The demand note comes on the letterhead of a private collections agency, Equifax/CBC in North York.
There is no provincial seal, nothing to verify the claim is legitimate, except a number a person can call "to discuss payment".
The letter demands repayment of debts owed to the Ministry of Community and Social Services, by credit card, debit card, cheque, or wire, to be made out to the company, not the government, within five days.
But it threatens legal action by the government, which could end in wage garnishments and property seizure.
What we're talking about here is unpaid welfare debts, or money owed back to the government by people who have been overpaid, because of errors either they made or errors that were made by government staff. These are not fraud cases, which are handled in court.
Here's what a friendly staffer, working on behalf of our government to collect our money from our neighbours, had to say by way of explanation: "It's not anyone's business but the person receiving the letter."
"Really, you don't pertain to my business at all. I'm busy. I have work to do and this doesn't pertain to you."
-- `Nothing to say' --
He put me on hold for several minutes when I asked if his boss could explain the collection campaign.
"He has nothing to say to you", said the man, who did not give his name before hanging up.
This is Ontario, "open for business", as the government's official Internet home page declares.
The open business seems to include the confidential files of this group of former welfare recipients.
Their names have been handed over to a private business under contract to collect.
The government says freedom of information legislation allows it to do this by naming the company an agent of the government.
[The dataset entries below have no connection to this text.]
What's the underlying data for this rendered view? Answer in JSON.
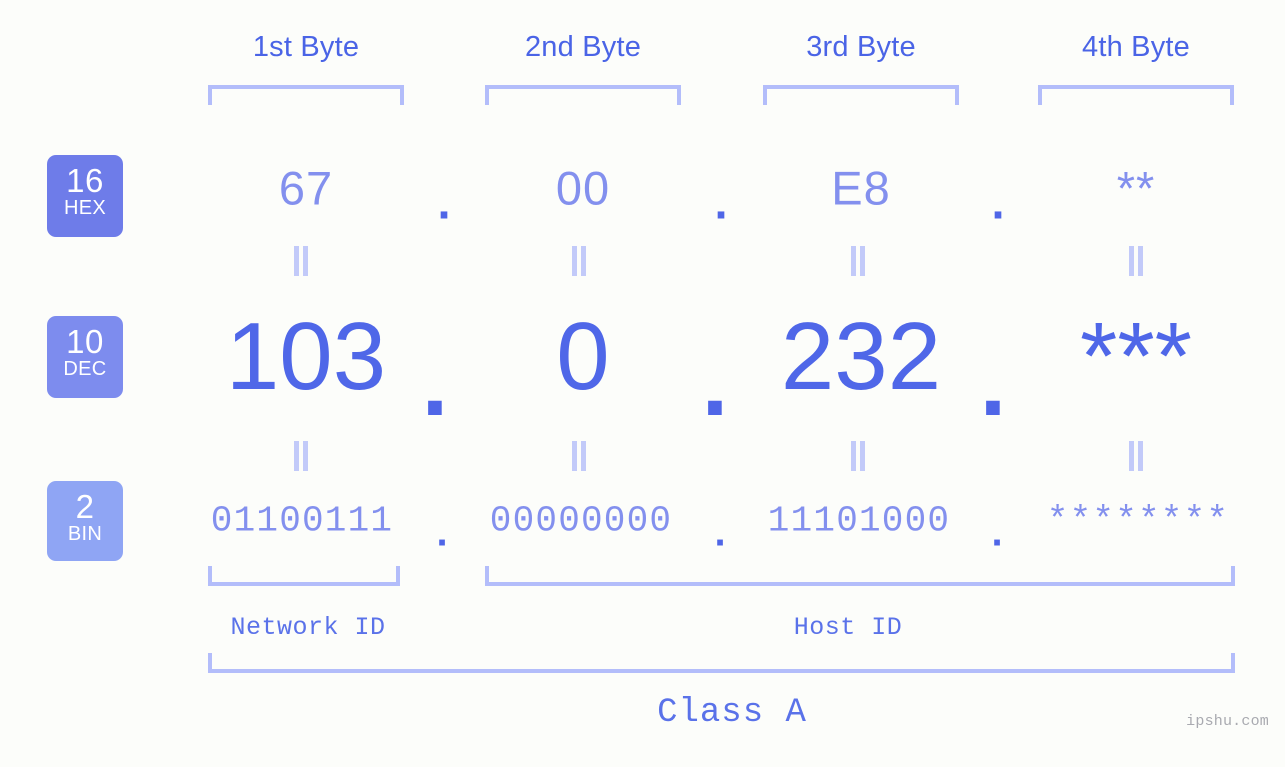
{
  "meta": {
    "watermark": "ipshu.com",
    "background_color": "#fcfdfa",
    "accent_color": "#4f67e8",
    "bracket_color": "#b3bdfa",
    "connector_color": "#c2caf9"
  },
  "byte_headers": [
    {
      "label": "1st Byte"
    },
    {
      "label": "2nd Byte"
    },
    {
      "label": "3rd Byte"
    },
    {
      "label": "4th Byte"
    }
  ],
  "bases": [
    {
      "number": "16",
      "abbr": "HEX",
      "color": "#6e7ce9"
    },
    {
      "number": "10",
      "abbr": "DEC",
      "color": "#7d8cee"
    },
    {
      "number": "2",
      "abbr": "BIN",
      "color": "#8fa5f4"
    }
  ],
  "separator": ".",
  "rows": {
    "hex": {
      "values": [
        "67",
        "00",
        "E8",
        "**"
      ]
    },
    "dec": {
      "values": [
        "103",
        "0",
        "232",
        "***"
      ]
    },
    "bin": {
      "values": [
        "01100111",
        "00000000",
        "11101000",
        "********"
      ]
    }
  },
  "segments": {
    "network_id": "Network ID",
    "host_id": "Host ID",
    "class": "Class A"
  }
}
Nobody but clients and the government should know who has been on welfare, says Hamilton East MPP Dominic Agostino, the Liberal community and social services critic.
"It's an absolutely shocking breach of confidentiality", he said in an interview yesterday after being informed of the letters. "I'm extremely concerned that the names of welfare recipients are being given out."
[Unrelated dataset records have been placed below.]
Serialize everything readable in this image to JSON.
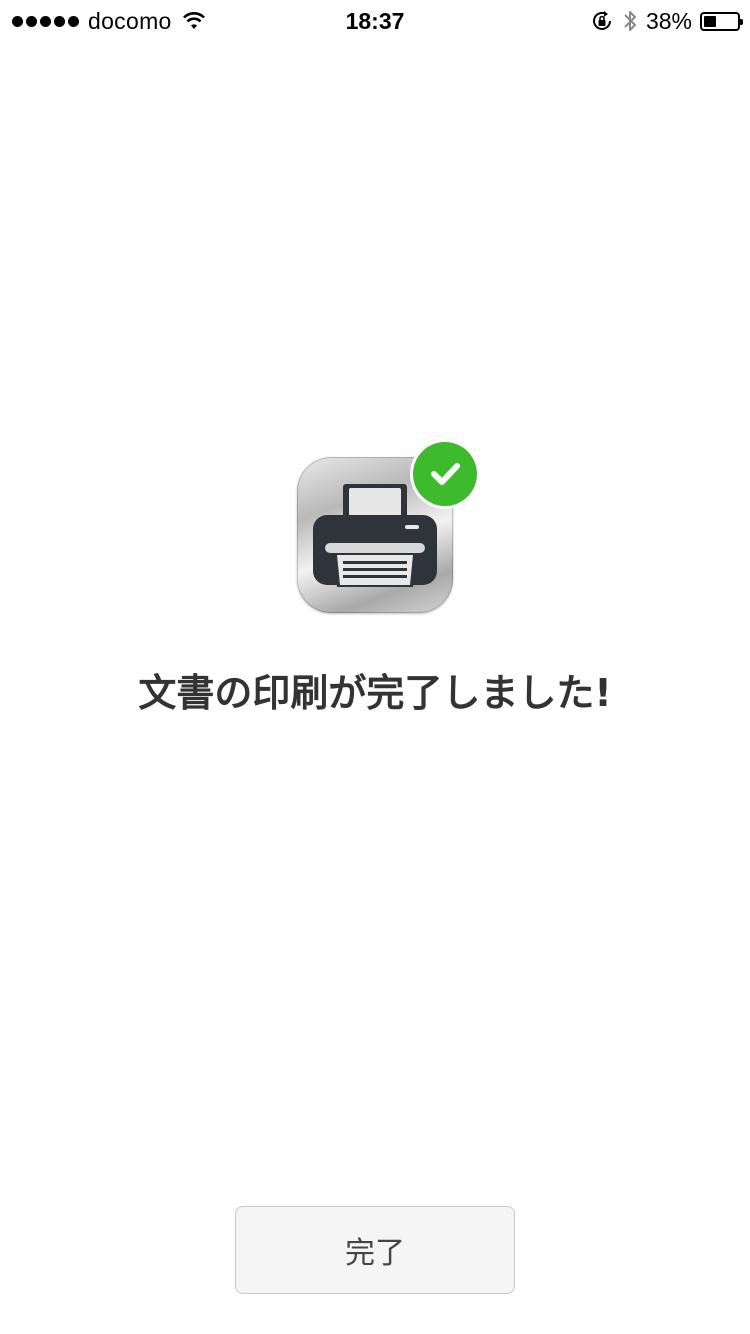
{
  "status_bar": {
    "carrier": "docomo",
    "time": "18:37",
    "battery_percent_label": "38%",
    "battery_level": 0.38,
    "icons": [
      "signal-dots-icon",
      "wifi-icon",
      "rotation-lock-icon",
      "bluetooth-icon",
      "battery-icon"
    ]
  },
  "main": {
    "app_icon": "printer-app-icon",
    "badge_icon": "check-icon",
    "badge_color": "#3dbb2c",
    "message": "文書の印刷が完了しました!"
  },
  "footer": {
    "done_label": "完了"
  }
}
He said he had no idea the government was contracting its debt collection to an outside company.
"I have never heard of that before", he said. "The government has become desperate."
Agostino said he would take the case to the province's integrity commissioner and that he would raise the issue in the provincial legislature.
If the ministry can be shown to have breached confidentiality, even on one letter, he said, the minister, Janet Ecker, could be forced to resign her office.
"I'm just astonished at this blatant breach of confidentiality", he said. "I'll definitely pursue this."
Furthermore, Agostino is dismayed the government would get aggressive with people who have recently been on social assistance.
"It's totally cold and callous", he said. "Many of these individuals are very vulnerable already."
No one is saying how many letters have gone out already, or how many are still to come.
Neither are they saying how much Equifax stands to make from collecting the government's debts.
Though the Hamilton welfare office has yet to receive any queries about the letters, they're getting ready.
Offices in other Ontario regions targeted by the first batch of mailings have been receiving concerned calls from puzzled debtors.
The minister of community and social services was not available for an interview yesterday. If her ministry is this desperate for money, maybe we should take up a collection.